L’avancée de la nouvelle droite en Europe

Si les élections européennes devaient avoir lieu demain, et non en 2024, probablement serait la deuxième force politique du Parlement européen. Mais plus que sur ce qui pourrait se passer dans deux ans, les yeux de Bruxelles et du reste du Vieux Continent sont braqués sur ce qui a émergé et sortira bientôt des urnes au niveau national. Le premier choc est venu de Suède, où un parti né parmi les mouvements néonazis a peu à peu changé de peau pour devenir l’épine dorsale d’une éventuelle majorité avec modérés et libéraux, dans un pays autrefois symbole de la social-démocratie hégémonique.

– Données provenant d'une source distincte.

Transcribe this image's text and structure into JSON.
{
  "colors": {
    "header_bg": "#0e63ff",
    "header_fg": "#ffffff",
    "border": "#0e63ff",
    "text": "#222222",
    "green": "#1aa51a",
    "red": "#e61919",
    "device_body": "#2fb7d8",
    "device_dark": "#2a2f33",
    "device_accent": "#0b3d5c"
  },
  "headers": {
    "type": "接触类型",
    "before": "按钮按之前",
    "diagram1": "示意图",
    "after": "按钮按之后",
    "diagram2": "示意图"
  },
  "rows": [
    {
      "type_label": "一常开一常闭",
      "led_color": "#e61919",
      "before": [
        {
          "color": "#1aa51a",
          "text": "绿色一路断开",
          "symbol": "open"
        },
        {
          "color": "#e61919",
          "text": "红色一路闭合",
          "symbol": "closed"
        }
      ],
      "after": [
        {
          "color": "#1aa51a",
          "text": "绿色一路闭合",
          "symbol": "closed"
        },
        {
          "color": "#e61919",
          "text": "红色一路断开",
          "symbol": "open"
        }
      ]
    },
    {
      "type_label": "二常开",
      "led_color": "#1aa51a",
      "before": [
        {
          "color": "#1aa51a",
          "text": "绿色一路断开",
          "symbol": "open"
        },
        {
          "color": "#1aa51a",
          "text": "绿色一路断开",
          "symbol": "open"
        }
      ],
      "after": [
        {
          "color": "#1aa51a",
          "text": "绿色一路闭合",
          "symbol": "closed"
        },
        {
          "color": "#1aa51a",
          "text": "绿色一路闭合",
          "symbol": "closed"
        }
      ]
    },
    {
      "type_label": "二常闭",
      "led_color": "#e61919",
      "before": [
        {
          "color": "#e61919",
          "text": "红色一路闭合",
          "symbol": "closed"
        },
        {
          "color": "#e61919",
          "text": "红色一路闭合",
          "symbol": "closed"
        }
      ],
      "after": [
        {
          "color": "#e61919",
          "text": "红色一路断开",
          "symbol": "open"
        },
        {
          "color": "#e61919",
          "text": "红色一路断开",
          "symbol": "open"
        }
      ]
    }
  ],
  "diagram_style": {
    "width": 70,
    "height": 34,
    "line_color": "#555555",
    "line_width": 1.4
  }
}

Un préambule de ce qui est attendu en Italie, où les Frères d’Italie et la Lega pourraient conduire, d’un seul coup, les deux âmes de la nouvelle droite européenne à la tête de la troisième économie de l’UE.

Les deux âmes

Si Giorgia Meloni représente le parti conservateur européen, l’Ecr, dont elle est officiellement la leader, Matteo Salvini et la Lega sont la plus importante délégation, avec le Rassemblement national français, du groupe Identité et Démocratie au Parlement européen, souvent rebaptisé le souverain du groupe. Lequel travaille depuis un certain temps à la création d’un seul groupe politique européen de droite qui puisse conditionner le cadre historique des alliances dans l’UE et souder un potentiel bloc de centre-droit avec le PPE, le parti populaire orphelin d’Angela Merkel dont Orban a été expulsé.

Pour rendre attrayante l’idée de créer une seule force de droite européenne, il y a certainement les chiffres qui ressortent des derniers sondages et résultats électoraux. Selon les projections des sondages dans les 27 pays membres, ces conservateurs et souverains atteindraient aujourd’hui 132 députés aux urnes au total. Cela passerait à 150 avec le Fidesz.

L’avance

En Pologne, l’ECR, fondé et dirigé par les conservateurs britanniques jusqu’au Brexit, peut compter sur son parti le plus puissant à ce jour, le Pis de Jarosław Kaczynski, qui continue de dominer le paysage politique chez lui avec 36 % des voix. Dans ladite Suède, les Démocrates suédois, autres affiliés à l’Ecr, sont devenus le premier parti de centre-droit et le deuxième du pays, avec environ 21 % des préférences. Et vise désormais les postes clés du gouvernement, n’ayant toujours pas les moyens d’exprimer un Premier ministre en raison du passé néonazi pas trop lointain. En Espagne, Vox, autre membre de l’Ecr, est crédité de 15 %. En Belgique, les conservateurs de la N-Va, parti flamand à tendance indépendantiste, arrivent en tête des sondages avec 25 %, suivis du Vlaams Belang (21 %), les séparatistes durs et purs de Flandre, ainsi que des membres d’ID.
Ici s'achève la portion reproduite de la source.